In order to be a successful athlete, there are a number of factors involved: talent is a good starting point, dedication and good work ethic also help, but the ability to relax and to weigh up what races are important – and where you need to try your hardest – is perhaps the most underrated factor of all. It’s also a very difficult skill to teach an athlete, yet something that must be encouraged regularly.
Stressed the mind
Back in 1997, when I first started to train under the guidance of British distance coach Alan Storey, it surprised me how much emphasis he placed on relaxation. If you try too hard in training, he believed, you also stressed the mind, and with that the body reacts negatively.
I can still hear Alan at the side of the track, gently encouraging me to relax, to “slow down”, when naturally my instinct was to run as fast as I could. Then, at the end of the session, we would do a few 200m sprints, but again focusing on relaxing, more than the pace. Up to that point, I only ever worried about the pace. Gradually I began to learn to relax, and not just simply run hard, without control.
It was a whole new lease of life for me, to practice and listen and learn how to control my efforts. Every session had a purpose.
The first big test came for me in 1998 at the World Cross Country, in Morocco. I had a diary full of training completed. I was very fit and ready to race. I knew there was no more I could do than just run relaxed, and controlled, until the point where I could take off and ensure victory.
I never really thought about winning the race, just getting myself to the point in the race where victory was an option. Then came the point in every race when instinct must take over: when that point came, I was able to win with such ease that I actually surprised myself.
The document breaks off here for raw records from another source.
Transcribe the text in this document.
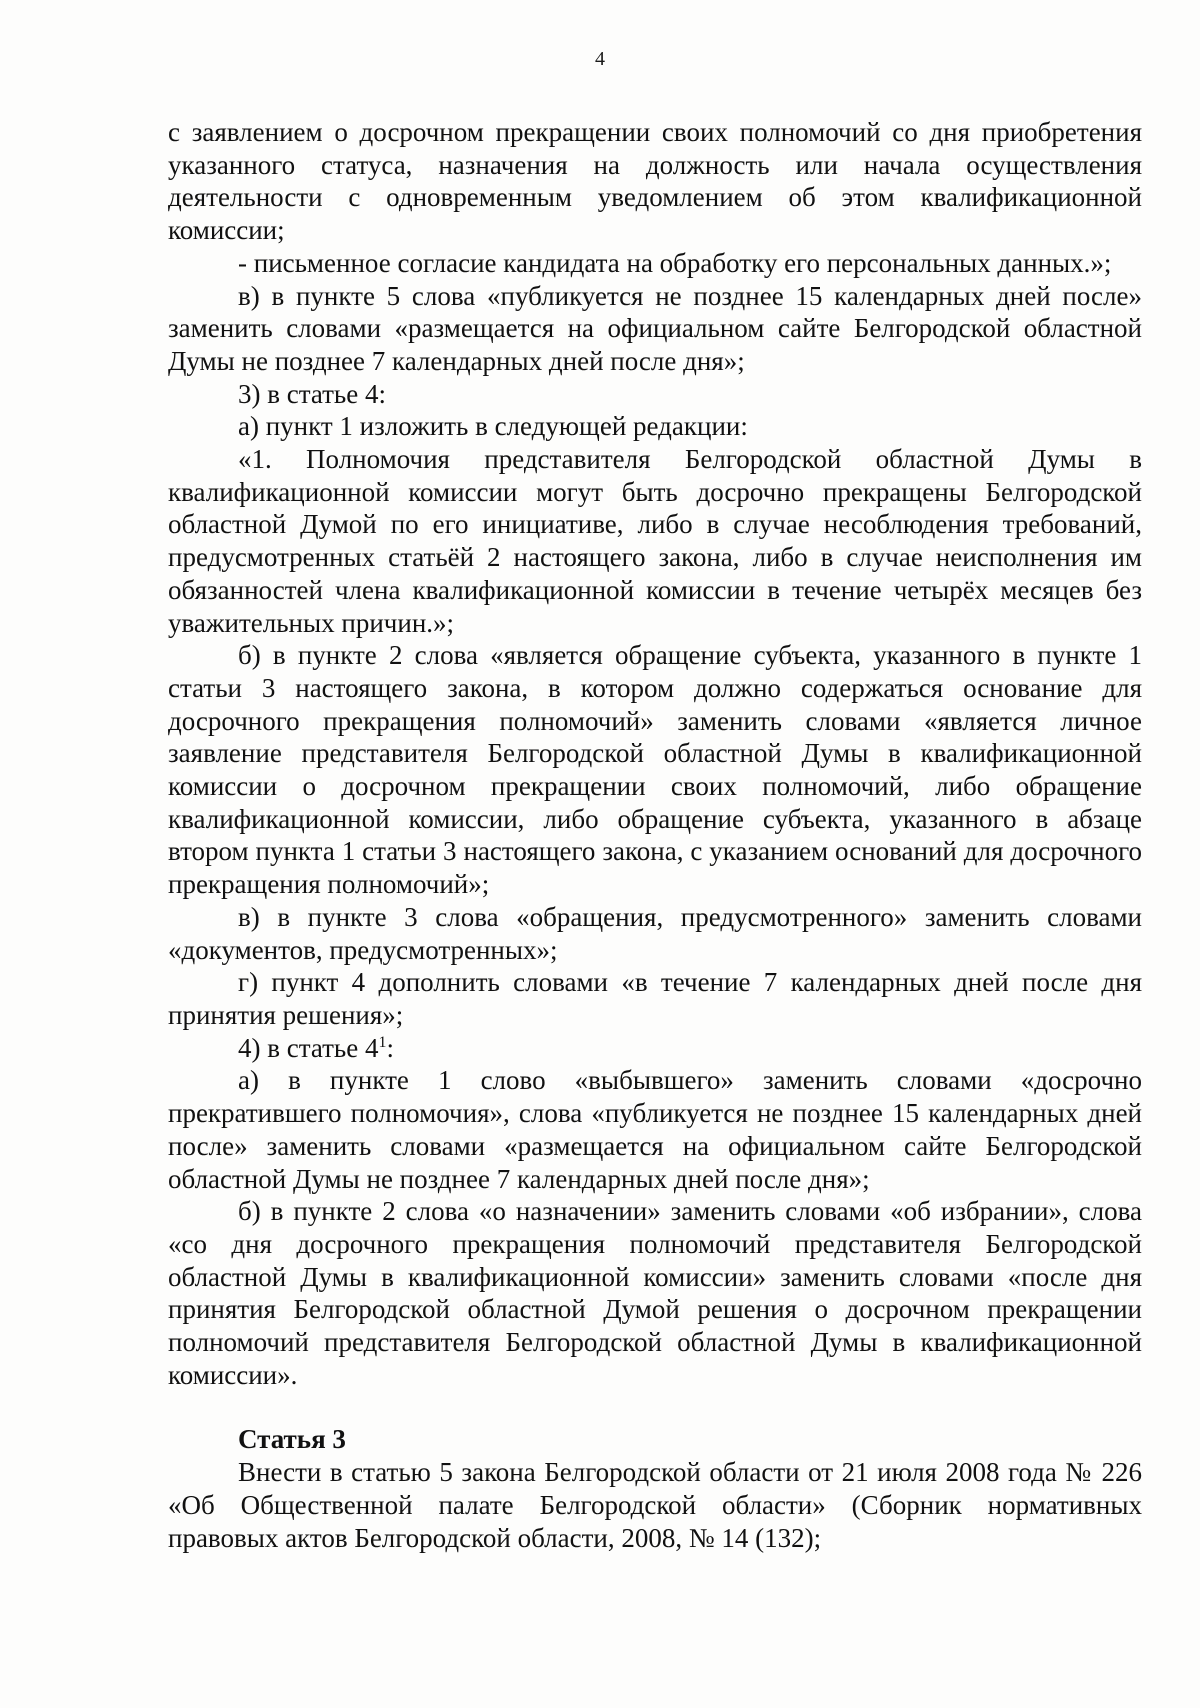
4

с заявлением о досрочном прекращении своих полномочий со дня приобретения указанного статуса, назначения на должность или начала осуществления деятельности с одновременным уведомлением об этом квалификационной комиссии;

- письменное согласие кандидата на обработку его персональных данных.»;

в) в пункте 5 слова «публикуется не позднее 15 календарных дней после» заменить словами «размещается на официальном сайте Белгородской областной Думы не позднее 7 календарных дней после дня»;

3) в статье 4:

а) пункт 1 изложить в следующей редакции:

«1. Полномочия представителя Белгородской областной Думы в квалификационной комиссии могут быть досрочно прекращены Белгородской областной Думой по его инициативе, либо в случае несоблюдения требований, предусмотренных статьёй 2 настоящего закона, либо в случае неисполнения им обязанностей члена квалификационной комиссии в течение четырёх месяцев без уважительных причин.»;

б) в пункте 2 слова «является обращение субъекта, указанного в пункте 1 статьи 3 настоящего закона, в котором должно содержаться основание для досрочного прекращения полномочий» заменить словами «является личное заявление представителя Белгородской областной Думы в квалификационной комиссии о досрочном прекращении своих полномочий, либо обращение квалификационной комиссии, либо обращение субъекта, указанного в абзаце втором пункта 1 статьи 3 настоящего закона, с указанием оснований для досрочного прекращения полномочий»;

в) в пункте 3 слова «обращения, предусмотренного» заменить словами «документов, предусмотренных»;

г) пункт 4 дополнить словами «в течение 7 календарных дней после дня принятия решения»;

4) в статье $4^1$:

а) в пункте 1 слово «выбывшего» заменить словами «досрочно прекратившего полномочия», слова «публикуется не позднее 15 календарных дней после» заменить словами «размещается на официальном сайте Белгородской областной Думы не позднее 7 календарных дней после дня»;

б) в пункте 2 слова «о назначении» заменить словами «об избрании», слова «со дня досрочного прекращения полномочий представителя Белгородской областной Думы в квалификационной комиссии» заменить словами «после дня принятия Белгородской областной Думой решения о досрочном прекращении полномочий представителя Белгородской областной Думы в квалификационной комиссии».

Статья 3

Внести в статью 5 закона Белгородской области от 21 июля 2008 года № 226 «Об Общественной палате Белгородской области» (Сборник нормативных правовых актов Белгородской области, 2008, № 14 (132);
It wasn’t just in the hard sessions: Alan would always encourage me to “take it easy the next few days”, with no exact specifics on how far or how fast to run; or to make my long Sunday run “as slow as you like”.
Before that, all I thought about was bolting out the door, each morning, but now I had the option to relax, enjoy the run, and it made a big difference. Also, when doing hill training sessions, such as on Saturday mornings in Richmond Park, it was all about relaxation. You can only run up a hill so fast, so proper form and technique was the best method of getting to the summit as quickly as possible.
Energy systems
Once I learnt these methods of training, to relax and control the energy systems, I could get a better feel for what I doing, and a stronger belief that the work I was putting in would deliver when I went to the track to race.
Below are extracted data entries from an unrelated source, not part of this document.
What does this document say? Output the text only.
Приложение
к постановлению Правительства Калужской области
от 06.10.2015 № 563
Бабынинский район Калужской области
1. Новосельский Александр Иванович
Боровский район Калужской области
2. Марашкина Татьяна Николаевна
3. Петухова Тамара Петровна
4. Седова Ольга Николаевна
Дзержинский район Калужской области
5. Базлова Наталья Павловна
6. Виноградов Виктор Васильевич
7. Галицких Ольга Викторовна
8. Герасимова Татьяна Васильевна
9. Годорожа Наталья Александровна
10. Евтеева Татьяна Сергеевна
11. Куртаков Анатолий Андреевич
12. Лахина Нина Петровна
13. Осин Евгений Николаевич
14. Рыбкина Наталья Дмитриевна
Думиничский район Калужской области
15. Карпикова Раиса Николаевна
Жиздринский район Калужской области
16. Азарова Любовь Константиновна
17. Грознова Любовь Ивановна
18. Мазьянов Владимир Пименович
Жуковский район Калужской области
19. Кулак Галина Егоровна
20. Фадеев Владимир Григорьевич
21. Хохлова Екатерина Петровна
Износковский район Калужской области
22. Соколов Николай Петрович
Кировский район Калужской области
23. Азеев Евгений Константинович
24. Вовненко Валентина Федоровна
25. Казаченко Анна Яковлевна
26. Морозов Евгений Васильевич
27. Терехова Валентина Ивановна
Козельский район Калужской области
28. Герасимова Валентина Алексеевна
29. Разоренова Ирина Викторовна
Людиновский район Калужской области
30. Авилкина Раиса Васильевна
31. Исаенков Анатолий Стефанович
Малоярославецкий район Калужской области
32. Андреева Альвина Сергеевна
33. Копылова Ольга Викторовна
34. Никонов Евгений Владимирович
I often surprised myself during those first few races of the new season, as I would never know what to expect, but the ability to absorb the training through controlled methods meant that when I stepped on the start line I was ready to race. I hadn’t left all the hard work on the track or the hills.
So, just like Prince of Penzance winning the Melbourne cup in a controlled fashion, once you work out the dynamics of sport you don’t have to try too hard to get the best result. Just relax, and let it flow out of you.